Y eso Frías lo sabe muy bien. Cuenta que lo pasó fatal en uno de esos viajes que hizo en 1968, cuando entrenaba en La Gomera para el campeonato de Europa que se iba a celebrar en la plaza de toros de la capital tinerfeña. Hasta entonces, había participado en 141 combates y estaba entusiasmado con afrontar el siguiente. Así que, cuando llegó el momento de competir, embarcó feliz rumbo a Santa Cruz. Desgraciadamente, la travesía resultó horrible. Al pisar tierra se sentía morir. «Fue una estupidez viajar el mismo día de la pelea», dice. Pero lo hizo. Lo hizo y no le quedó otro remedio que enfrentarse a su adversario sin haberse recuperado de los estragos de las olas. En esas condiciones, perdió el combate. Perdió su pelea número 142, la última de su vida. Anita y él habían decidido hacía tiempo que el boxeo se acabaría en cuanto naciera su primer hijo, al que llamaron también Alfonso, «todo un manitas y un gran cocinero», dice con orgullo. Y aquella pelea fue la de la retirada. Bajó del ring y nunca más volvió a subir.

Alfonso Jorge Frías jugando al dominó en un local social del barrio donde nació, El Cabo. Foto de Sol Rincón Borobia, hecha con Nikon D300S.
Alfonso Jorge Frías jugando al dominó en un local social del barrio donde nació, El Cabo. Foto de Sol Rincón Borobia, hecha con Nikon D300S.

Frías dijo adiós y regresó Alfonso Jorge Frías, de profesión tapicero, como su padre. Montó su propia empresa, Tapizados Ucanca, que resultó un éxito, un negocio próspero. El qué pasó para que hoy tenga que sobrevivir con una pensión no contributiva es una larga historia que no quiere recordar. Prefiere centrarse en sus paseos por la playa de Las Teresitas, sus mañanas con sus hermanos, su ratito en Casa Teo -un bar de culto para boxeadores tinerfeños-, y en el dominó, su actual pasión. «El dominó te ayuda a desarrollar la mente. Tienes que estar muy concentrado y calcular qué tiene el otro», explica. Los sábados, a las cinco y media en punto, todas las asociaciones de dominó de Tenerife comienzan a jugar a la vez. Es un ritual. Las competiciones se hacen cada vez en un lugar diferente y siempre, siempre, terminan con un brindis por los amigos del dominó.

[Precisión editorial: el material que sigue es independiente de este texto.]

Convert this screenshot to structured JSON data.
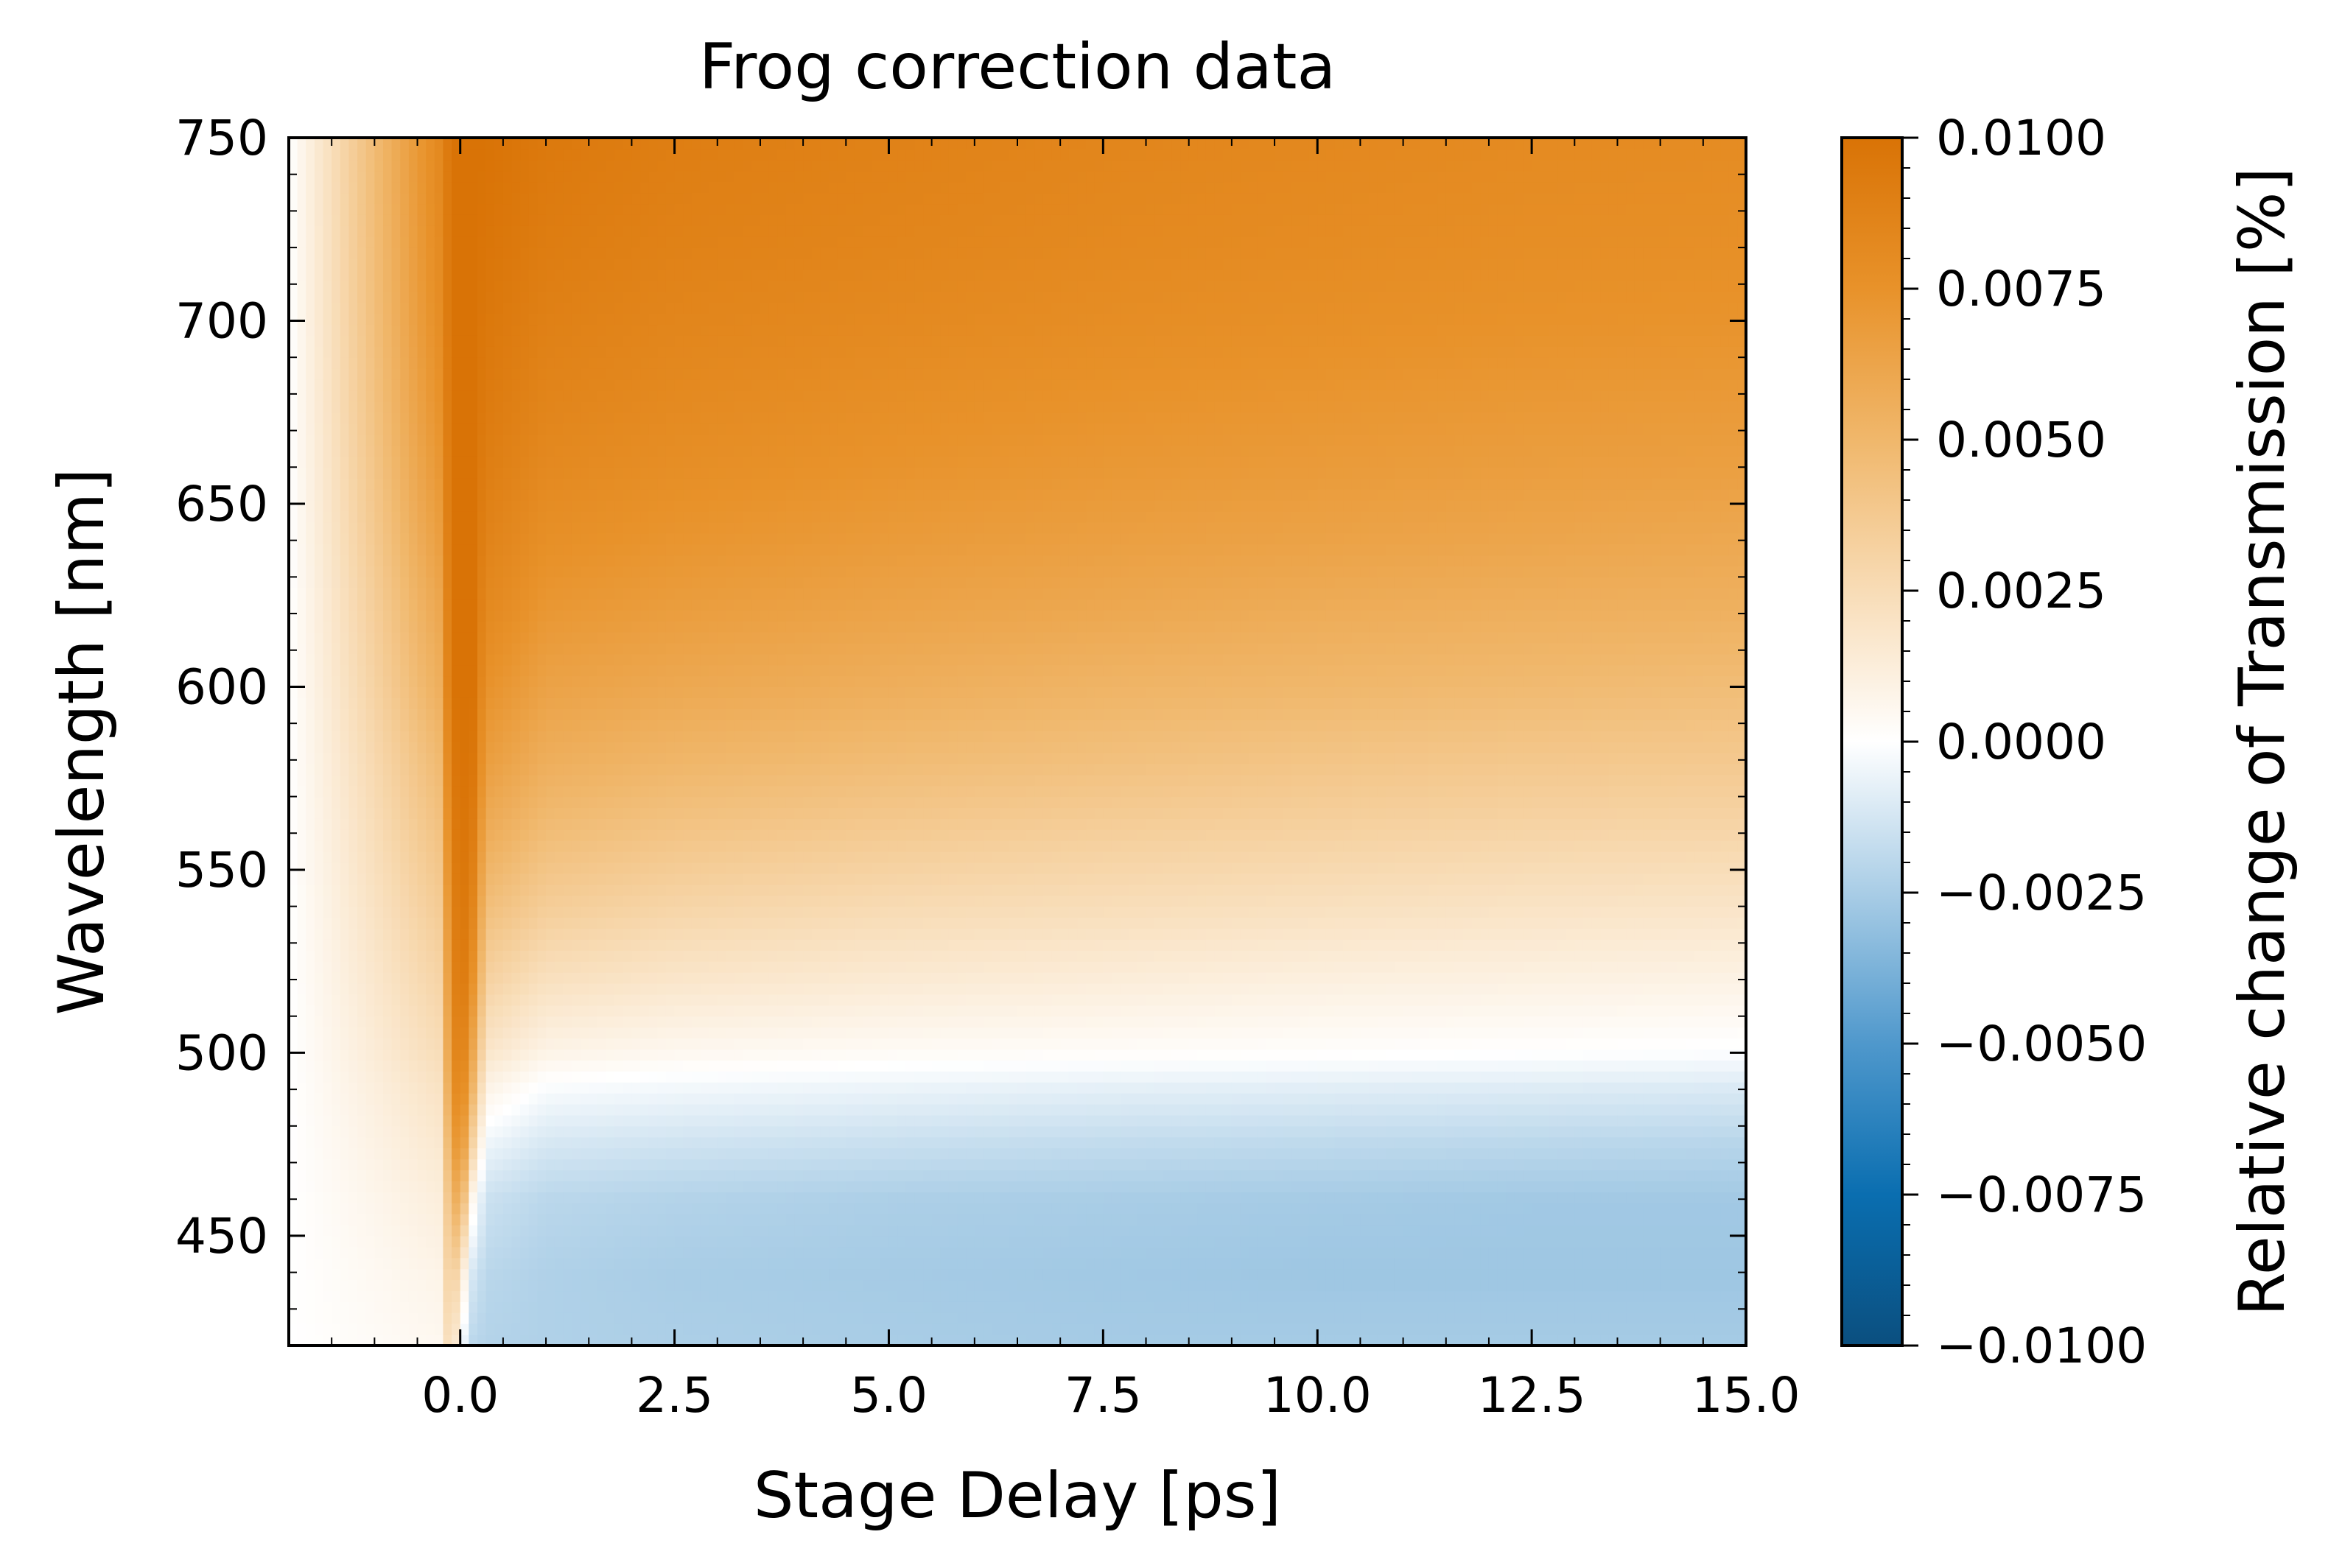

Alfonso ha superado con elegancia los días de boxeo. Los momentos en los que al oler los guantes impregnados del aroma del aceite de masaje se envalentonaba y subía al ring con ganas de noquear al contrincante. Ese olor es para él inconfundible e inspirador. Inolvidable. Y con estos recuerdos siguiéndole como una estela, sonríe de nuevo, se vuelve a poner el reloj, coge la bolsa de pipas que ha comprado y se va a jugar al dominó con su hermano Julián.